I spent virtually my entire legal career defending free speech on campus, including the free speech of Muslim students and staff members. I’ve also walked through metal detectors at a tense and volatile Columbia University to defend the academic freedom of Jewish students challenging antisemitic statements made by university professors. And during those decades of litigation and my subsequent years in journalism, I have never seen such comprehensive abuse directed against a vulnerable campus minority group as I’ve seen directed at Jewish students and faculty since Hamas’s terror attack on Oct. 7.

Obviously antisemitism isn’t the only hatred afoot in America. Since Oct. 7, there have also been horrifying incidents of anti-Muslim violence. Shortly after the Hamas attack on Israel, the chancellor of the state university system of Florida ordered the deactivation of chapters of Students for Justice in Palestine based on the absurd idea that its written materials provided “material support” for a designated terrorist entity in violation of federal law. (The order has not been enforced.) But what’s happening to Jewish students and faculty at several elite campuses is so comprehensive and all-consuming that it can only be described as systemic antisemitism.

Which brings me to the complaints against M.I.T. and Harvard.
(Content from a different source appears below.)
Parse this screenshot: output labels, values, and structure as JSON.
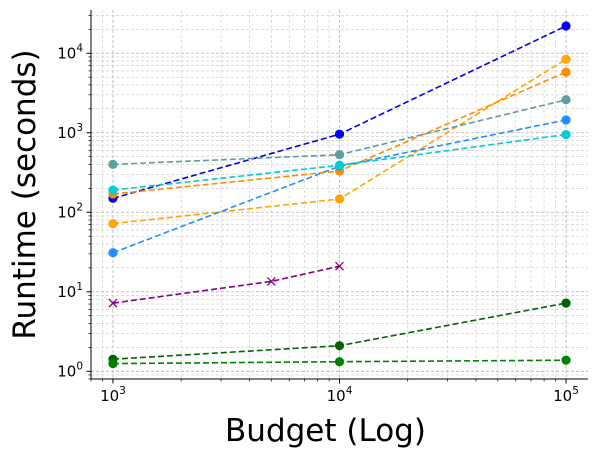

One should always use caution when evaluating such documents. They represent the allegations of one side. There are times when litigation ultimately proves the accuracy of a complaint’s claims and times when the allegations fall apart under scrutiny. (There are also times when the case grows stronger as the plaintiffs obtain discovery, read internal communications and depose witnesses under oath.) The complaints against M.I.T. and Harvard, however, don’t simply ask us to trust them. Time and again they provide screenshots, quotes from emails and photographs that offer visual evidence of their claims.